For fans of the original trilogy, TFA is, at its heart, an attempt to re-make it and update it while pretending to be a new chapter.  And that is perhaps what I found least satisfying about it, there was too much of the old in this.  There were too many similarities to the original trilogy.  There were too many moments that were a mirror or echo of vintage Star Wars.   This is Abrams’ Trek all over again.  Not quite a reboot, and not quite a sequel.  Fan service and in-jokes litter the screen, and in-depth exploration of character and story are sometimes short-changed in order to move onto the next sequence, the next plot point, and the next ‘must-see’ moment.  At times the nostalgia was dripping so heavily I was surprised the camera didn’t suddenly switch to a sepia filter.  There were other moments that only really had impact or meaning if you were already deeply invested in the Star Wars mythos.  But in this I suspect that Abrams’ hands were somewhat tied.  He couldn’t not have those nods to the originals, but for my money, he spent a little too much time genuflecting at the altar of Lucas and not enough time carving his own mythic cathedral.

Related to this problem was the fact that the film felt liked it was rushing from scene to scene to hurry up and get to the good part… only to rush past that to the next good part… and so on and so on.  It was as if Abrams was so excited to be showing the audience all the different ‘cool’ things that he forgot we don’t need to see them all at once, or even at all.  In fact, some of the moments when Abrams pauses to take a breath were scenes that were probably not that necessary.  I have no idea why Hollywood has decided its audiences are so stupid that they need almost every element of backstory of every character belaboured and shoved in their faces.  This is compounded further by the relentless assault of action sequence after action sequence.  Consequently, we are less emotionally involved in many of the conflicts because we still haven’t gotten to know the characters or feel tension as they just seem to ricochet from one meaningless action set piece to the next.  Admittedly, superhero films tend to be a lot worse.

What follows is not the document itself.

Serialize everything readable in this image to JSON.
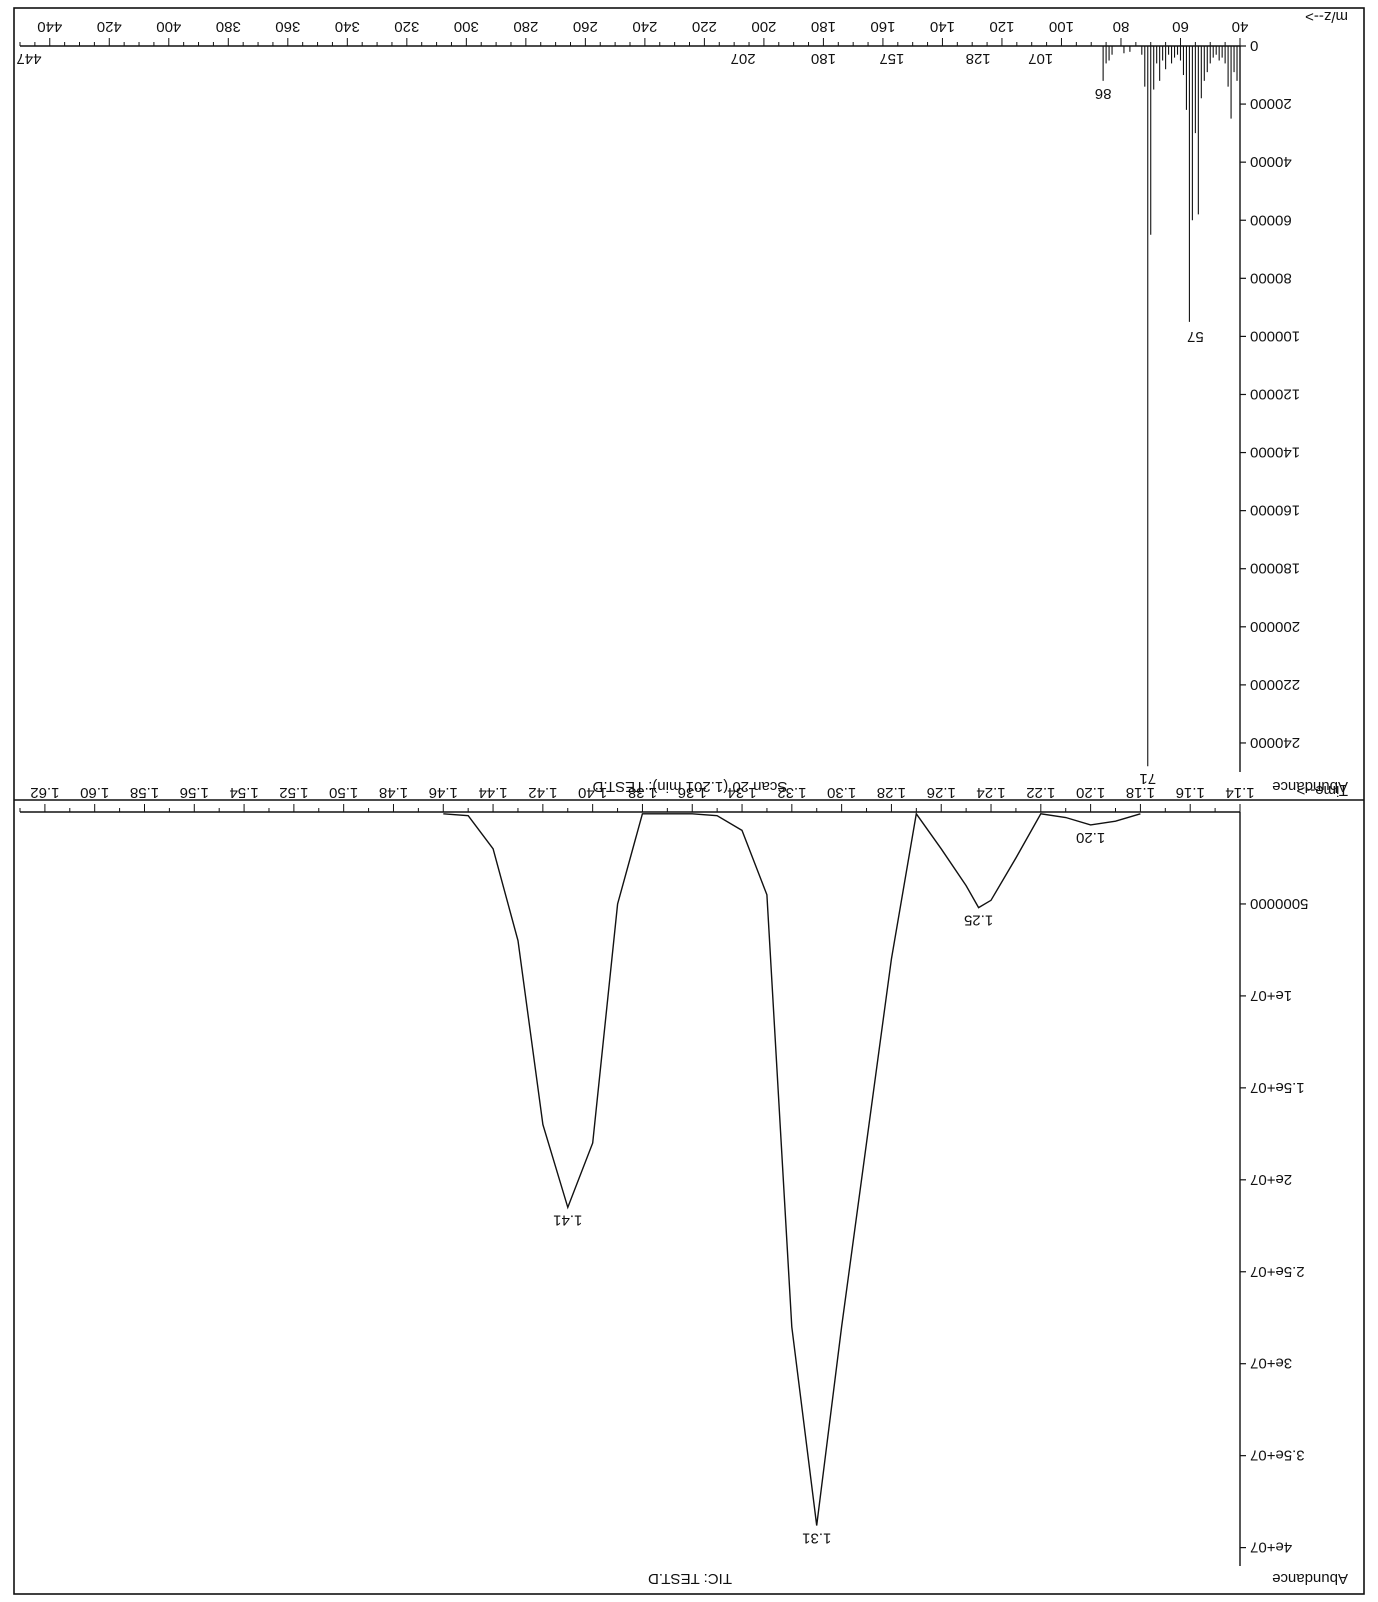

To be any more specific than this would be to dance merrily through spoiler territory, an area that I am already uncomfortably close to, so I will have to forgo discussing the most egregious scenes.  However, all in all it was a good film.  It was an entertaining film.  It sets up the next film to develop the mythos and storylines further.  There are some revelations that make for moments of high drama, as well as some unanswered questions and plot hooks that will have me seeing the next one as soon as it comes out too.  Who am I kidding, I am probably going to see this one again at least another four times before the next is released.